Why not 100%? Because:

  • You need cash to roll losing positions down and out (rolling requires additional collateral temporarily)
  • Opportunities arise after market selloffs when you want to sell puts at elevated IV
  • A margin call on the entire portfolio is catastrophic
  • Example $100,000 portfolio allocation:

    | Allocation | Amount | Purpose | Active CSP positions$65,0006-8 open positions Cash reserve$20,000Rolling and new opportunities | Treasury bills | $15,000 | Earning yield on idle capital |

    Calculating Maximum Loss per Position

    Your position size should be based on the maximum loss you can tolerate, not the collateral required. The maximum loss on a cash secured put is the strike price minus the premium received (if the stock goes to zero), but the realistic worst case for quality stocks is a 30-50% drawdown.

    Realistic max loss formula:

    Max Loss = (Strike Price × 100) × Expected Max Drawdown - Premium Received

    For a $100 strike put on a blue chip stock with a $3.00 premium:

  • Collateral: $10,000
  • Expected max drawdown: 30%
  • Realistic max loss: ($10,000 × 0.30) - $300 = $2,700
  • As a percentage of $100,000 portfolio: 2.7%
  • If you're comfortable losing up to 3% of your portfolio on any single position, this trade fits.

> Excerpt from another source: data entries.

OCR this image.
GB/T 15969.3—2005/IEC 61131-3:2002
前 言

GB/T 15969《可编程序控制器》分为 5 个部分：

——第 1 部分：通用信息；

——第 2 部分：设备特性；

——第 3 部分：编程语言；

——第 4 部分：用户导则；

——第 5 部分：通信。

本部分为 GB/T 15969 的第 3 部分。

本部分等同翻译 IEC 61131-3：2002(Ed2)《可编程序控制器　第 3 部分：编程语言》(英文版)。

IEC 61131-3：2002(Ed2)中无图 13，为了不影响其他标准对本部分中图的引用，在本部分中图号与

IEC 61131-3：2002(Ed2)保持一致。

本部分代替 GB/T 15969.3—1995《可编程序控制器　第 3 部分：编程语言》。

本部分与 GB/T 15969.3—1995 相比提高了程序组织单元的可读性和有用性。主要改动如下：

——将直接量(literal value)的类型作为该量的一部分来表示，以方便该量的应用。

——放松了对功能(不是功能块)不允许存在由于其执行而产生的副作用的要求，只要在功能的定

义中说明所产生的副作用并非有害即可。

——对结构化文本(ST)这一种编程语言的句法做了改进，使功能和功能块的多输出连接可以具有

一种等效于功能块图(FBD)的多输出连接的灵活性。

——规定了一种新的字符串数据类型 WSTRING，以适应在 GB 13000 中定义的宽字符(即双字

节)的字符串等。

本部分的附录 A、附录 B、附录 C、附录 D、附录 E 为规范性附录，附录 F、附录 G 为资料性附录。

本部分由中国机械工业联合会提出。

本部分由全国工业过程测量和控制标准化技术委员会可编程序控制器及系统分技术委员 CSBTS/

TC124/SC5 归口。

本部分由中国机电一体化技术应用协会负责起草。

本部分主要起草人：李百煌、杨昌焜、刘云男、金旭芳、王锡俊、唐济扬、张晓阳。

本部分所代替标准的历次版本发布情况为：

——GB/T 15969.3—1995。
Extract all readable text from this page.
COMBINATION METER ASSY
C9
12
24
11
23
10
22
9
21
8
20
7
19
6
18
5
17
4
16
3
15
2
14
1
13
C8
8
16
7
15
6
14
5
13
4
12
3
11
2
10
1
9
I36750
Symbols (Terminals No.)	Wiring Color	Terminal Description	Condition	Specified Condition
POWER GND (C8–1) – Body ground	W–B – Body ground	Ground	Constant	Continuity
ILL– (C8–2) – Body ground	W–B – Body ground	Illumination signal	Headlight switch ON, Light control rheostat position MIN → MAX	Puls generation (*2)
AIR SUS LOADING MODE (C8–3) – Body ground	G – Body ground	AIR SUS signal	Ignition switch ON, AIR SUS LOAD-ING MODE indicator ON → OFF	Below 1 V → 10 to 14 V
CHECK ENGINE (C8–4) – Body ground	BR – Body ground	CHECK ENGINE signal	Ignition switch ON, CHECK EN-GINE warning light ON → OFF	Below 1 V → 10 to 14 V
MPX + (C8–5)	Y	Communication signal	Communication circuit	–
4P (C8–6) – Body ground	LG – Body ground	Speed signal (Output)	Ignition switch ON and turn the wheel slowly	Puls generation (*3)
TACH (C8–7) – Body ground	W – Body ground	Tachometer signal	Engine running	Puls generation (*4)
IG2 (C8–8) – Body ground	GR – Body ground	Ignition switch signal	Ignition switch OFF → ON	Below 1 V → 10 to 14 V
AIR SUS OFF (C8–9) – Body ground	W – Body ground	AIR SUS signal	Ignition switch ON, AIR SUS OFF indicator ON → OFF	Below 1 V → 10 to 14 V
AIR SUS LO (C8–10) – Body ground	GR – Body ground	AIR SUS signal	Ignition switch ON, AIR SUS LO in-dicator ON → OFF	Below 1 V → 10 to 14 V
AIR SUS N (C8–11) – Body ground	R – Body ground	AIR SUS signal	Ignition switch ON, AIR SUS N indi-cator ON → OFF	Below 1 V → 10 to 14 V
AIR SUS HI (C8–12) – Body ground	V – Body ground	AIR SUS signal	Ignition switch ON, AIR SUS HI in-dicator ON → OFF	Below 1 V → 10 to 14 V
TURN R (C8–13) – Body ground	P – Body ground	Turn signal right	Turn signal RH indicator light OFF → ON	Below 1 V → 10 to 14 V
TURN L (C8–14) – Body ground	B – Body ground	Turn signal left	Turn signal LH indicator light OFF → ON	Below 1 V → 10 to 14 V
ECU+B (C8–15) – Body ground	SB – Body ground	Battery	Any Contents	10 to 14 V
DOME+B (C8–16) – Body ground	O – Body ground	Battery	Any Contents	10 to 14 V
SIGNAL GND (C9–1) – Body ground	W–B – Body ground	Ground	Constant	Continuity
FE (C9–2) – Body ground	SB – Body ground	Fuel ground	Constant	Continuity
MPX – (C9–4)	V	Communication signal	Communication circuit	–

    Sector Diversification Rules

    Position sizing goes beyond individual stocks. You need to limit sector concentration:

  • Maximum 25% in any single sector: If you're selling puts on AAPL, MSFT, NVDA, and GOOGL, that's all technology. Cap it.
  • Maximum 15% in correlated positions: Bank stocks (JPM, BAC, GS) all move together. Treat them as one position for risk purposes.
  • Mix cyclical and defensive: Combine tech and financials with healthcare, consumer staples, and utilities for balance.
  • Common Sizing Mistakes

    Mistake 1: Sizing based on premium, not risk. Selling 5 puts on a volatile stock because the premium is amazing. If the stock drops 20%, all five positions lose simultaneously.

    Mistake 2: Ignoring correlation. Selling puts on AAPL, MSFT, GOOGL, META, and AMZN gives you five positions — but in a tech selloff, they all move together. You effectively have one giant tech position.

    Mistake 3: No cash reserve. Deploying 100% of capital into CSPs. When three positions need to be rolled simultaneously, you don't have the margin.

    Mistake 4: Scaling up after wins. Three good months doesn't mean you should double your position sizes. The market can humble you in a single week.

    A Position Size Calculator

    For a $100,000 portfolio with moderate risk tolerance:

  • Max per position: 10% = $10,000 (stocks up to ~$100)
  • Max per sector: 25% = $25,000 (2-3 positions per sector)
  • Total deployed: 70% = $70,000 (7-10 positions)
  • Cash reserve: 20% = $20,000
  • Yield reserve: 10% = $10,000 (T-bills or money market)
  • OptionsPilot's portfolio tracker automatically calculates your sector exposure and position concentration, flagging when you're overweight in any area. This takes the guesswork out of the allocation decisions that matter most.

    Bottom Line

    Size positions so that your worst realistic loss on any single trade is 2-3% of your total portfolio. Diversify across sectors, maintain a cash reserve, and resist the urge to scale up during winning streaks. Good sizing won't make you rich, but bad sizing can make you poor.